Le décret souligne que la proportion de 50% correspond à la valeur hors taxe des achats de produits remplissant les conditions exigées.

Attendu depuis plusieurs semaines, le décret relatif à la composition des repas servis dans les restaurants collectifs en application de la loi Alimentation est paru hier au Journal officiel. Et comme craint par plusieurs organisations professionnelles agricoles, dont l’association Bleu-Blanc-Cœur, son contenu est plutôt restrictif.

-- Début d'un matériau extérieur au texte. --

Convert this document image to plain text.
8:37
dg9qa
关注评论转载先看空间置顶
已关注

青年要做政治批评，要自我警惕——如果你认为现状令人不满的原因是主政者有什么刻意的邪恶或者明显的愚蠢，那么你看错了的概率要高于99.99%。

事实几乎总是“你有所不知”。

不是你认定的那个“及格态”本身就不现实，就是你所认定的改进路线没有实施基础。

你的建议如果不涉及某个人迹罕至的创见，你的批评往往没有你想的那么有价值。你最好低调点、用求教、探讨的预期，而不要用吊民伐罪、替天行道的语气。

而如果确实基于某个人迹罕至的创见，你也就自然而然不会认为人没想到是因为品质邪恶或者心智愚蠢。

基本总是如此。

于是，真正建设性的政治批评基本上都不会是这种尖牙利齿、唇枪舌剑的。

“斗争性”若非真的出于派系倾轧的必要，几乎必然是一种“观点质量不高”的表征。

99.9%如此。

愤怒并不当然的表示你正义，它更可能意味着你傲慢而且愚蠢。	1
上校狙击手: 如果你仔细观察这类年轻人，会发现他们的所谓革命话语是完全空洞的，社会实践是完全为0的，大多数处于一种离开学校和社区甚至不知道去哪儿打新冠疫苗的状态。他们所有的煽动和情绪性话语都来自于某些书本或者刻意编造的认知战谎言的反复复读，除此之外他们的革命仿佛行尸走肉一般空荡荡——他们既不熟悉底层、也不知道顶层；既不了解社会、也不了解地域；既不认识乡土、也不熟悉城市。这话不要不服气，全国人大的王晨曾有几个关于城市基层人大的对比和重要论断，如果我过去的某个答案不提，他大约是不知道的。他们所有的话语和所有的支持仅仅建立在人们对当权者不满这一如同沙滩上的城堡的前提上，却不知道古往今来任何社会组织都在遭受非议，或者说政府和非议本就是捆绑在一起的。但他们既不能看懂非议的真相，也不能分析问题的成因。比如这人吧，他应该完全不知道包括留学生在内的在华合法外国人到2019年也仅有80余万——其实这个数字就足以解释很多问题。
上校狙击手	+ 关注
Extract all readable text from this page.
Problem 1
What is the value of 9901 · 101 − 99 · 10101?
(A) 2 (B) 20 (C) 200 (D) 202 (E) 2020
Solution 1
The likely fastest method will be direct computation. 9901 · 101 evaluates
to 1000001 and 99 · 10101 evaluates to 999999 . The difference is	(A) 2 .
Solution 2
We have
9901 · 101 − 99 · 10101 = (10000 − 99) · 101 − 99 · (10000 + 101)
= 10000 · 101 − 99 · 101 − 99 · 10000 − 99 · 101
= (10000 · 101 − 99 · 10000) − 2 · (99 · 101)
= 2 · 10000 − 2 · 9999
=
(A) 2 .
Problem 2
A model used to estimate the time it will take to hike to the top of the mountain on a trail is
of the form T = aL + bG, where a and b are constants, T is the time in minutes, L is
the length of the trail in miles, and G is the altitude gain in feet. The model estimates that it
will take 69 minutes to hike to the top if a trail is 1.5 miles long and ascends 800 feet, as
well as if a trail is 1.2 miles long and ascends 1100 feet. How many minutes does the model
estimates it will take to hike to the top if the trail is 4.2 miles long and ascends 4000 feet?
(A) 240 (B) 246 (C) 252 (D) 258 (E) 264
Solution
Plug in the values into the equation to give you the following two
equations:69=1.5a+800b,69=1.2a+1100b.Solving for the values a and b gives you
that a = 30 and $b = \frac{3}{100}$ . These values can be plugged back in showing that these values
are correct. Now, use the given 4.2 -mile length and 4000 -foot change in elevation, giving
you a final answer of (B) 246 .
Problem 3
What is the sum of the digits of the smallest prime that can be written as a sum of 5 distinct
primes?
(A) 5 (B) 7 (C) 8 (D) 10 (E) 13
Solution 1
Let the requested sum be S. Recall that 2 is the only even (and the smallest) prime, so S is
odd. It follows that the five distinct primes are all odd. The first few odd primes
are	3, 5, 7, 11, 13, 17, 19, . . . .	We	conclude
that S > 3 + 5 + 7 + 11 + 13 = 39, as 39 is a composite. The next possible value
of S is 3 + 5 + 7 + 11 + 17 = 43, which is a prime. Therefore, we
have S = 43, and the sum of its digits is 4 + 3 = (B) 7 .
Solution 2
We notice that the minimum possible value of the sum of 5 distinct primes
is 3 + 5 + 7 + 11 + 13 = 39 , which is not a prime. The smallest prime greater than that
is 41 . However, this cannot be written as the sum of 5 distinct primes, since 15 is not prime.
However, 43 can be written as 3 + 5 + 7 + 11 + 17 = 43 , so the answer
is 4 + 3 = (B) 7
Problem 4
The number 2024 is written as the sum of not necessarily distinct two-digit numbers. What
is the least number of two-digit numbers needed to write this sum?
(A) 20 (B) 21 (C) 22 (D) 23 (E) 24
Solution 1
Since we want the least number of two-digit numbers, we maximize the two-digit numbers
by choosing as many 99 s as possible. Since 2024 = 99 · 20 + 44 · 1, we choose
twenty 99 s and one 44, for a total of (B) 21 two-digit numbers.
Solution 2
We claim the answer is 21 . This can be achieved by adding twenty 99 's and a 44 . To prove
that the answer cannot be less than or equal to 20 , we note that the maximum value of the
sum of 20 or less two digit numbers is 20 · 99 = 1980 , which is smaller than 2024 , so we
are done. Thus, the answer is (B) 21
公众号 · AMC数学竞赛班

Ainsi le décret précise les conditions pour rentrer dans 50% de produits de qualité et durables devant composer les menus dès le 1er janvier 2022. Les produits devront prendre en compte les coûts imputés aux externalités environnementales liées au produit pendant son cycle de vie, être au moins à 20% issus de l’agriculture bio ou d’exploitations agricoles en conversion (part correspondant à la valeur hors taxe des achats des produits), bénéficier de l’écolabel, ou faire partie de la liste des signes ou mentions suivantes : label Rouge, appellation d’origine, indication géographique, STG, mention « issus d’une exploitation de haute valeur environnementale », « fermier » ou « produit de la ferme » ou « produit à la ferme ». Le décret souligne que la proportion de 50% correspond à la valeur hors taxe des achats de produits remplissant les conditions exigées. Pour la prise en compte des coûts imputés aux externalités environnementales, la pondération de ce critère parmi les critères de choix de l’offre économiquement la plus avantageuse se fera par décret, mais ne pourra être inférieure à 10% ni supérieure à 30%, la note lui étant attribuée représentant au minimum quatre dixièmes de la note maximale.